Arkin Holdings, based in Herzliya Pituach, near Tel Aviv, said Monday that it was raising $140 million for the fund, named Arkin Bio-Ventures II. Arkin itself, as well as fellow Israeli institutional investors Migdal and the Phoenix Group, have committed to providing money to the fund, which will invest in areas like gene therapy, RNA- and DNA-based therapies and targeted therapies.

“Arkin Bio-Ventures II builds on the success of our earlier, well-established and lucrative fund,” Arkin Holdings Chairman Mori Arkin said in a statement. “Together with our partners, we look forward to further successful investments in novel and world-class technologies and organizations.”

The company launched a $60 million fund for life sciences investment in June 2016, together with The Phoenix Group, which took a 49% stake in the partnership. Other moves have included a partnership with Shanghai-based WuXi AppTec and Daarmstadt, Germany-based Merck KGaA – not to be confused with U.S.-based Merck & Co. – for the February 2018 launch of ExploreBio, an Israel-based biotech incubator.

Arkin’s website highlights 10 companies that it has funded, including those in which it remains invested and those that have exited, such as UroGen Pharma, MetaboMed, Pi Therapeutics, Redpin Therapeutics, BioSight, Lutris Pharma and CCAM Biotherapeutics.
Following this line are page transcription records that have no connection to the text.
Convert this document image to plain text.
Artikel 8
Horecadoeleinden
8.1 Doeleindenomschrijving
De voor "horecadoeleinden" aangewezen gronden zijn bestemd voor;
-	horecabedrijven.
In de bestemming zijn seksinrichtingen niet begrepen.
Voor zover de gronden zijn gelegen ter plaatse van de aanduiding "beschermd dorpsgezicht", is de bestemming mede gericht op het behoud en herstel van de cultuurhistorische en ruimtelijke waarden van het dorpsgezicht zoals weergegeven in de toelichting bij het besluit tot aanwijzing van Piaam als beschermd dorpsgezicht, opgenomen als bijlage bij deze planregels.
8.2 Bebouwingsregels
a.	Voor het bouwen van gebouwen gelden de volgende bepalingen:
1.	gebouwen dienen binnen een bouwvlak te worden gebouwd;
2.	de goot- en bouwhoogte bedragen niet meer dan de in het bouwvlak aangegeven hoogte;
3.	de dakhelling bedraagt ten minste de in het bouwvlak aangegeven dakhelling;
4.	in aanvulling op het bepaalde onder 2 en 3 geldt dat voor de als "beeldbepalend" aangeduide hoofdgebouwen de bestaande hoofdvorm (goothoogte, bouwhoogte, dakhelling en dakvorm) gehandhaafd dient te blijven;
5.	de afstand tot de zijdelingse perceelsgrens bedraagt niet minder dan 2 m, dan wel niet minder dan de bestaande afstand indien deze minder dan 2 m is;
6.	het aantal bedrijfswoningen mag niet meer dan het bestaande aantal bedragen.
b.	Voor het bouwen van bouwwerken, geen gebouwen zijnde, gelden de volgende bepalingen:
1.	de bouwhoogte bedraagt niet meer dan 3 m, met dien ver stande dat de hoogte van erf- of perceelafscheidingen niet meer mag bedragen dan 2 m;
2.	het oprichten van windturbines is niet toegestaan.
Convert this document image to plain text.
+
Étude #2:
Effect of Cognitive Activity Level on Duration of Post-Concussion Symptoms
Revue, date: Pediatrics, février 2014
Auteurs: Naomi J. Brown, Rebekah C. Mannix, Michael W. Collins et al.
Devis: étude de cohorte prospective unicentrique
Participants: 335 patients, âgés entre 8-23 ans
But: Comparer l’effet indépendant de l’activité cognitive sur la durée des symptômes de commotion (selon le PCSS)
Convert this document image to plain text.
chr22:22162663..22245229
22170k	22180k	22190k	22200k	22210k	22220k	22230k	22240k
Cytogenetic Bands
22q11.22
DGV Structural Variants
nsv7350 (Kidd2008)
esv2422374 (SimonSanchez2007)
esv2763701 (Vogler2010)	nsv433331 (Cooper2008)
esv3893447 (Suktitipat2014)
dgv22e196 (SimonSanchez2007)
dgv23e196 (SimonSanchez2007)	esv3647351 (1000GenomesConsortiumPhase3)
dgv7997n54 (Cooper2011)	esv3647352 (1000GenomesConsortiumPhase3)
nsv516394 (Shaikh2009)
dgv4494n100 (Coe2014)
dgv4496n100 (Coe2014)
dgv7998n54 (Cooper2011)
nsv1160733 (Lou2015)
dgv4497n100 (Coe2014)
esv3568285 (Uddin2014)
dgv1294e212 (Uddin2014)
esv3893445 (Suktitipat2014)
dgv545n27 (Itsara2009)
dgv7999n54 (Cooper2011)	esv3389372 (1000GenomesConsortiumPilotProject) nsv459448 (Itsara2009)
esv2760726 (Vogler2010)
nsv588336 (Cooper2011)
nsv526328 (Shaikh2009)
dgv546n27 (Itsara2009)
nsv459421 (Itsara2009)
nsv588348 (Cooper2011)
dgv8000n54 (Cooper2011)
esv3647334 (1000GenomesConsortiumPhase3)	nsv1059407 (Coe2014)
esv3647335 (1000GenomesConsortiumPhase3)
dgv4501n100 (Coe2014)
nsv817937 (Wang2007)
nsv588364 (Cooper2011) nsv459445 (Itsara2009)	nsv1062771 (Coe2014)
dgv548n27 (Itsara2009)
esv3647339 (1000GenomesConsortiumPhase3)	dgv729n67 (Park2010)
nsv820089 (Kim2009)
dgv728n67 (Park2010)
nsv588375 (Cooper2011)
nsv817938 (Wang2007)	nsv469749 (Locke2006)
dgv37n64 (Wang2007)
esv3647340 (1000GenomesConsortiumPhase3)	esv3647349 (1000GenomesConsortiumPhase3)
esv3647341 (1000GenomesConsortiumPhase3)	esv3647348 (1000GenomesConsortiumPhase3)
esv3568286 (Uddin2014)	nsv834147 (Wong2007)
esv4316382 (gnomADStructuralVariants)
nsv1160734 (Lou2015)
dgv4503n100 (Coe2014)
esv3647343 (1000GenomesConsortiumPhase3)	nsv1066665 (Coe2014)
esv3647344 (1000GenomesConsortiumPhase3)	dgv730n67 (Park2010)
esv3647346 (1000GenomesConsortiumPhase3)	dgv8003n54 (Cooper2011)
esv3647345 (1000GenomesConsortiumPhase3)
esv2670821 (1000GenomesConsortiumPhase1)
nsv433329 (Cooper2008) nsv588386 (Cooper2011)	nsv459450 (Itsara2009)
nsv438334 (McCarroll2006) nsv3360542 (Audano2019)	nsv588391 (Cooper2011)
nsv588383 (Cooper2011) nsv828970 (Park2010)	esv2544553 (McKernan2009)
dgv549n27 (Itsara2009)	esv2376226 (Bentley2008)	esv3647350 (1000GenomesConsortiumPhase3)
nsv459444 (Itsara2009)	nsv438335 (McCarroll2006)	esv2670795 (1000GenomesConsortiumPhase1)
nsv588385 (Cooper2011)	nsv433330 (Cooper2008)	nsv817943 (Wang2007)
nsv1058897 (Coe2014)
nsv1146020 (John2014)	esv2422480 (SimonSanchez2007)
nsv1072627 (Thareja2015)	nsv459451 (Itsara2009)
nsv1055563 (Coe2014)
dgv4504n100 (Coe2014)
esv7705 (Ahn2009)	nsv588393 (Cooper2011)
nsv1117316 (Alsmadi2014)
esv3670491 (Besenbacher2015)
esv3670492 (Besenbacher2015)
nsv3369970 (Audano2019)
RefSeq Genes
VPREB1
Last May, Pi Therapeutics raised $19.7 million in a venture capital funding round, according to Israeli news media. Some of Arkin’s portfolio companies are in relatively advanced stages of clinical development as well. In June 2018, BioSight launched a Phase IIb study of one of its drugs, BST-236, in first-line acute myeloid leukemia.

The company announced in February that it would bring in Migdal as an anchor investor, thereby increasing its investment scope in the biomedical industry to $1.4 billion.